Even with these caveats, ‘we can no longer dismiss very-low-carbohydrate diets’, said Dr Walter Willett, a nutritional epidemiologist at the Harvard School of Public Health, in a written editorial accompanying the papers.

To maximise the diets’ healthfulness, he added, people should avoid going wild on fatty bacon and red meat, and should opt instead to eat healthy oils (monounsaturated and polyunsaturated fats) and get protein from fish, beans, nuts and chicken.

About the Atkins Diet

The Atkins Diet is probably the best known low carb weight loss plans and is both highly revered and highly criticised in the media. Here we give you an overview of the Atkins Diet from the perspective of its followers & promoters.

The Main Benefits of the Atkins Diet

  • You’ll start to burn fat for energy: Since carbohydrates are the body’s primary energy source, you’ll rarely use your secondary energy source, you own body fat, for energy unless you restrict carbohydrate consumption. This offers a lifetime of body fat burning, which is the goal of most people trying to lose weight.
  • You won’t feel hungry in between meals: The biggest battle that most people have with weight loss is the constant obsession with food (for example, if you’ve ever thought about dinner when you’re eating lunch). Again, much of this is caused by blood sugar fluctuations that are aggravated by carbohydrate consumption (especially the refined kind). By cutting the carbs, you’ll maintain a more even blood sugar level throughout the day. No more false hunger pains or mid-afternoon brain drains.
  • Your overall health will improve and you’ll feel better: Many of the toxins you take into your body are stored in your fat cells. By getting your body to burn stored fat, you allow it to clean itself out. Combined with the benefits of stable blood sugar, the end result is that many common ailments you have been experiencing could well be alleviated. Fatigue, irritability, depression, headaches, and even many forms of joint and muscular pain simply go away. Furthermore, you should see a significant improvement in your blood profile, (including cholesterol and blood pressure levels). All this leads to better health and well-being, something all of us strive to bring into our lives.
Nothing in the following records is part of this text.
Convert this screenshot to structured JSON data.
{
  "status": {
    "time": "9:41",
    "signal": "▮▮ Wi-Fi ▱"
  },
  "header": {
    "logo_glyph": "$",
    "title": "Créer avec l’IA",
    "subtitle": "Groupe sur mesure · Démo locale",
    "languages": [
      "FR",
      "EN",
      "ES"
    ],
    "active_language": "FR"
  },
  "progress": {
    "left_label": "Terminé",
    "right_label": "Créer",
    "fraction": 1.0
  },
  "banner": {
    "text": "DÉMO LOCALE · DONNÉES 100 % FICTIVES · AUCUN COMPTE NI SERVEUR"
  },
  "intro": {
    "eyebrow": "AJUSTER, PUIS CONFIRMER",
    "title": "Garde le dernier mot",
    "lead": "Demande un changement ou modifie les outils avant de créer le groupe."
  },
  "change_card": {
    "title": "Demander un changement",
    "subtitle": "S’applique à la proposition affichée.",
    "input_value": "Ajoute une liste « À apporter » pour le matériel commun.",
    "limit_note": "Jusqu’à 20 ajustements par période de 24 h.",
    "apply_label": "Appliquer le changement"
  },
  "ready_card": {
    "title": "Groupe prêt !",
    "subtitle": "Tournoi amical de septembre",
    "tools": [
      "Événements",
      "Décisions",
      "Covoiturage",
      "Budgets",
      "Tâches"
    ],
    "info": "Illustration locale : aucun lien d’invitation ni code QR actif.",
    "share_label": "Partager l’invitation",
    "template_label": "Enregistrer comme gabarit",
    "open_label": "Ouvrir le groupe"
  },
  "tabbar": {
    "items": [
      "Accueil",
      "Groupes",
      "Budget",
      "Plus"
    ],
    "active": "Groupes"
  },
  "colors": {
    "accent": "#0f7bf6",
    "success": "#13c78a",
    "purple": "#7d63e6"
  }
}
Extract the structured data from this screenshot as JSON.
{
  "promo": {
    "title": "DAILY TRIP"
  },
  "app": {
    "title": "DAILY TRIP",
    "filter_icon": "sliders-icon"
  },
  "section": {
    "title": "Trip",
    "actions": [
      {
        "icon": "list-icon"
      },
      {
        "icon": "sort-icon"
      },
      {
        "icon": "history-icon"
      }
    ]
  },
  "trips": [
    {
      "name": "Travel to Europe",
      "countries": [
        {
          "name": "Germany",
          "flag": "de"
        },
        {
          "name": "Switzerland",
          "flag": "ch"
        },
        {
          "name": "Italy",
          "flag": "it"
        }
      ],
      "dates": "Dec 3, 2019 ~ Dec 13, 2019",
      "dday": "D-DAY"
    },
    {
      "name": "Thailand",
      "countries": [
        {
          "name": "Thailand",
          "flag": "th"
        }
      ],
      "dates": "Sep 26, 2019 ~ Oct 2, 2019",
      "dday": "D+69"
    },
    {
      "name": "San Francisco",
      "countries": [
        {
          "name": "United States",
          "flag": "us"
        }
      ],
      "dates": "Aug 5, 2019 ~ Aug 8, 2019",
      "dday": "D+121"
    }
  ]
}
Insulin and why the Atkins Diet principles advocate high protein and fat

Diets high in sugar and refined carbohydrates like bread, pasta, cereal, and other mainly “low-fat” processed foods increase your body’s production of insulin. When insulin is at high levels in the body, the food you eat can get readily converted into body fat, in the form of triglycerides (to top it off, high triglyceride levels in the body are one of the greatest risk factors for heart disease).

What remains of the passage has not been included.